Radishes are grown throughout the world, being mostly eaten raw as a crunchy salad vegetable with a pungent flavor. Radishes owe their sharp flavor to the various chemical compounds produced by the plants, including glucosinolate, polyphenols, and isothiocyanate.
Nutritional value of Radishes
A raw radish is 95% water, 3% carbohydrates, 1% protein, and has negligible fat.
In a 100-gram reference serving, raw radishes provide 16 kcal of food energy and have a moderate amount of vitamin C (18% of Daily Value), with other essential nutrients in low content.
Ten medium raw summer radishes provide 8 calories, 1.6 g carbohydrate, 0.3 g protein, 0.2 g fat, 0.7 g dietary fiber, 4 IU vitamin A, 10 mg vitamin C, 12 mcg folic acid, 104 mg potassium, 11 mg sodium, 8 mg phosphorus, 9 mg calcium, and 4 mg magnesium.
Raw Radish Nutrition Facts Label
Health Benefits of Radishes
The roots and leaves of radishes consist of vital nutritional value and bioactive compounds with antioxidant properties. The leaves have higher levels of proteins, calcium, and ascorbic acid; they also have twice the total polyphenols and four times the flavonoids than found in the root. The significant number of flavonoids translates to significant antioxidant potential. Their tops should be eaten at the same time, as this aids the digestion of the vegetable.
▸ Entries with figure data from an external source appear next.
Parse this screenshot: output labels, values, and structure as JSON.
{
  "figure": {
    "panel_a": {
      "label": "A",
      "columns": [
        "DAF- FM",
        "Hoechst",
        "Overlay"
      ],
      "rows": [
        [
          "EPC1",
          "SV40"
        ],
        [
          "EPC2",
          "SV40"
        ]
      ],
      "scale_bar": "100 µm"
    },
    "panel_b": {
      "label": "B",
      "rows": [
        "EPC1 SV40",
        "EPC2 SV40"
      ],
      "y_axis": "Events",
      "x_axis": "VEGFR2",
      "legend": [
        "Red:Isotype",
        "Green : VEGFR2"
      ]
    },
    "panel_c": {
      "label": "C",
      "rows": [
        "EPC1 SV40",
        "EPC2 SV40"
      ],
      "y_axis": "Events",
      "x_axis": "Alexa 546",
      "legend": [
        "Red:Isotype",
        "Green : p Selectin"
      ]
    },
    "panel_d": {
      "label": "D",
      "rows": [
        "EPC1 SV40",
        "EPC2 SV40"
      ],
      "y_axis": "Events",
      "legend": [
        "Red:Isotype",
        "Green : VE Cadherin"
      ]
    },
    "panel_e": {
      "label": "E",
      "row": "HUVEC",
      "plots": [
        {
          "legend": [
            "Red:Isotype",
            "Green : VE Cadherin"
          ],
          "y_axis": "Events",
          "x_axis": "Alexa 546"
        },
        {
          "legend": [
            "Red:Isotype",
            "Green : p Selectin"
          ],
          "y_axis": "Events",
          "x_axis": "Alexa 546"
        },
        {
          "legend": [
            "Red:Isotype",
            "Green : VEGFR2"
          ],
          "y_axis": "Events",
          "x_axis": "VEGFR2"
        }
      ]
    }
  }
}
In ancient times, radishes were used medicinally to treat stomach disorders, hepatic inflammation (hepatitis), and heart problems. Radishes can helpful to our liver and a great tool to help regulate glucose, prevent oxidative stress caused by diabetes, and balance glucose uptake and absorption. Bioactive compounds found in radish root have shown to decrease the severity of fatty liver disease in animal studies. With a growing trend in fatty liver disease, again due to our inflammatory dietary lifestyle, adding radish among other plants can help reverse this condition. The mechanism of action by which radish affects our liver is in its ability to upregulate the expression of various liver enzymes, reduce oxidative stress, and regulate inflammation.
Radish juice acts powerfully on the gallbladder, stimulating the discharge of bile.
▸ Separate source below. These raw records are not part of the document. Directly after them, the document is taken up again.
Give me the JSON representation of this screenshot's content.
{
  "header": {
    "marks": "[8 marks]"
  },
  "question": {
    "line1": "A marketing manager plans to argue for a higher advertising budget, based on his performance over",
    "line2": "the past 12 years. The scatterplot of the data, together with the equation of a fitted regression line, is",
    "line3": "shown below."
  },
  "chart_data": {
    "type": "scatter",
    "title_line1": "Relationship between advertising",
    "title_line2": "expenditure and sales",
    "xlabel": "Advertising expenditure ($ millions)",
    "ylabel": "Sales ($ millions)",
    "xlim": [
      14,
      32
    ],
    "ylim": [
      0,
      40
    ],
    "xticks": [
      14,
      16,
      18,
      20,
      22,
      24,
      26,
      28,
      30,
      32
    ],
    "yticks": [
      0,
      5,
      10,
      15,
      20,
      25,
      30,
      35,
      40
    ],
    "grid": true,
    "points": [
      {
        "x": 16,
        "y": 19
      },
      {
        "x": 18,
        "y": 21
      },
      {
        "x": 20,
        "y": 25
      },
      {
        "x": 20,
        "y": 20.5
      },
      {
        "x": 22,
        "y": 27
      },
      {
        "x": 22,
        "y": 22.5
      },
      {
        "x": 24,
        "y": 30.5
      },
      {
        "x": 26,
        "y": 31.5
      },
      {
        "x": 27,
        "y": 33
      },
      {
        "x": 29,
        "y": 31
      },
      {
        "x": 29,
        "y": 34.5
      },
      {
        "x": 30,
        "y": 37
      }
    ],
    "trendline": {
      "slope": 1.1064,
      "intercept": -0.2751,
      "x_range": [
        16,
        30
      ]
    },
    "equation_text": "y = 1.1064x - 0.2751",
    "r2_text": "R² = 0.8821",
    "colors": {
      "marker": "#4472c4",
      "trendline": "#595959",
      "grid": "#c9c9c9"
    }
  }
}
The radish is high in glucosinolates, which are recognized for their anti-inflammatory potential. Studies have found elevated levels of pyrogallol and vanillic acid in the radish roots, whereas the leaves consisted of high levels of epicatechin and coumaric acid. Studies also attributed the antioxidant potential in radishes to be due to the higher levels of anthocyanins.
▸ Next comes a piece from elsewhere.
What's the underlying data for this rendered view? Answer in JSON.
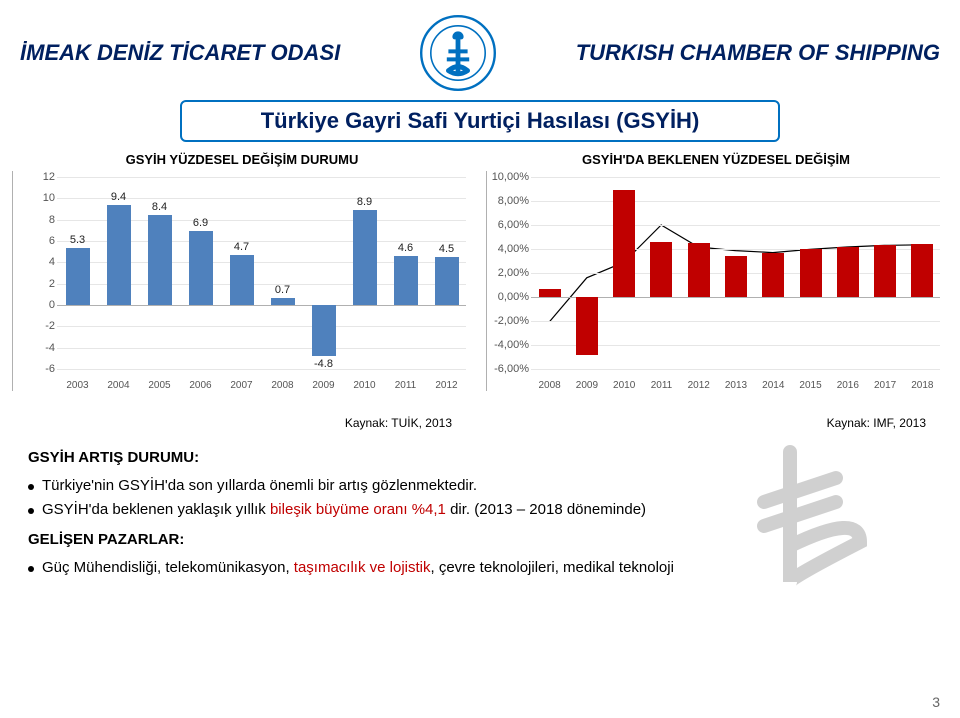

Radishes can also help regulate blood sugar, enhance the synthesis of adiponectin. Adiponectin is a protein hormone involved in regulating lipid and glucose metabolism. It increases insulin sensitivity and helps with weight loss through its key mechanisms, but adding polyphenols such as catechin also helps improve insulin secretion.
Radish greens are said to have six times the vitamin C of the roots, and they provide calcium as well. The Oriental radish, also known as daikon, is a larger, winter radish. It is also a good source of vitamin C.
As with the other cruciferous vegetables, radishes contain compounds that show potential for fighting cancer. Daikon also contains an enzyme called myrosinase that is believed to help in digestion and that, in the presence of water, converts to thiocyanates and isothiocyanates, some of which may be involved in the radish’s anti-cancer benefits.